Most chickens make good business chickens. They’re neat, arrive on time and they take everything seriously … and then there’s Fran. She’s none of those things. She likes bright colours, is never on time and likes to joke around. The other business chickens complained about her, and though she tried really hard to conform to the rules (which made her sad and exhausted), she was fired from the office.
Fran knew she couldn’t change, but what if her special attributes could be used to create a new business … her business. She works hard, takes a risk and creates a company that is bright and funny, just like her, and as it turned out … delicious.
Melbourne-based writer/illustrator/and designer, Jess McGeachin has created a delightful story with easy-to-read short sentences. Personifying the characters’ situation in the text, makes the audience relate to them. Working at Melbourne Museum and with a love of natural history, McGeachin has tapped into a world that is a metaphor our own.
The images are a clever mix of brightly-coloured single pages for our individual, Fran, and double pages with more subdued/darker for the hum drum life of the office chickens. He has captured the essence of his characters well and his attention to detail draws the reader in, to look for allusions to poultry e.g. there’s quite a bit of clucking and the boss is Mr Brood. The end papers are a charming touch and basically tell the story.

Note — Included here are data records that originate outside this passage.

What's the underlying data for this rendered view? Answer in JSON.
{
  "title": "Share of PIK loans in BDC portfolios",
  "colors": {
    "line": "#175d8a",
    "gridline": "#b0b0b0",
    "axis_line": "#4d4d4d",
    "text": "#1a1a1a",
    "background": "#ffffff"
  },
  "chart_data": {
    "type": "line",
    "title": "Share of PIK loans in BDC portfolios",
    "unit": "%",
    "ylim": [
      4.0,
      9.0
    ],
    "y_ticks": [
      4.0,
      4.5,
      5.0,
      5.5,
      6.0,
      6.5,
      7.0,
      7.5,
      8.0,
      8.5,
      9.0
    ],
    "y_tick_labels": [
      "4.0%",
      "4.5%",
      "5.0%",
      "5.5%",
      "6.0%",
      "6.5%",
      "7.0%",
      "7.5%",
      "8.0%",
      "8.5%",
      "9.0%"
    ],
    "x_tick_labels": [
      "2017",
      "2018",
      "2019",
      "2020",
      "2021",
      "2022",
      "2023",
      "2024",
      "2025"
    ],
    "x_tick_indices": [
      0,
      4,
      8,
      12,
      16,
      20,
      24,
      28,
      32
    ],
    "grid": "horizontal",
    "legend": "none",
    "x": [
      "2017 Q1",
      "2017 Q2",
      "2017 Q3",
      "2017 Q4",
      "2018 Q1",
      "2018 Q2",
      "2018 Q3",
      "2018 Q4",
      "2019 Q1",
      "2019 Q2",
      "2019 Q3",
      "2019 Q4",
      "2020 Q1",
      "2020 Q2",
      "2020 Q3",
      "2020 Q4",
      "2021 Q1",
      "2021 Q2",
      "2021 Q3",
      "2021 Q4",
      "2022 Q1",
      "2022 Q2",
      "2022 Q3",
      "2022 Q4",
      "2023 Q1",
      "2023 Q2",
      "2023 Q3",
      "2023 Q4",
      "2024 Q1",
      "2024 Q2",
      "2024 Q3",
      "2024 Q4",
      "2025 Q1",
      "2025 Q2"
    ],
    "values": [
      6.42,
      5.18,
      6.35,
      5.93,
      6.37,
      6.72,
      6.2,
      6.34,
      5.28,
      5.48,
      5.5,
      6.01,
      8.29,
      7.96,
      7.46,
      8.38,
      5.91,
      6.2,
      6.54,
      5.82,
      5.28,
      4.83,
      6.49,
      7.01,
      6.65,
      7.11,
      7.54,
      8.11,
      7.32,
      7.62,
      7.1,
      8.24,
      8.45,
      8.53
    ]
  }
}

Initially, I was attracted by the humour of the title and cover. When I read it, I questioned whether it was for children or adults and then realized it’s for both. It is an engaging book and I believe it’s a must for families which, perhaps have a parent or parents who head off to work, every morning. Conversations can be initiated about the reason and/or necessity for “going to work” and whether the parent is a “Good Business Chicken” or a “Fran”. In either case, it can be a vehicle to link work with Day Care or school. It is also a delightful way to encourage children to explore their individuality, appreciate their unique skills and enjoy “having a go” at something unexpected.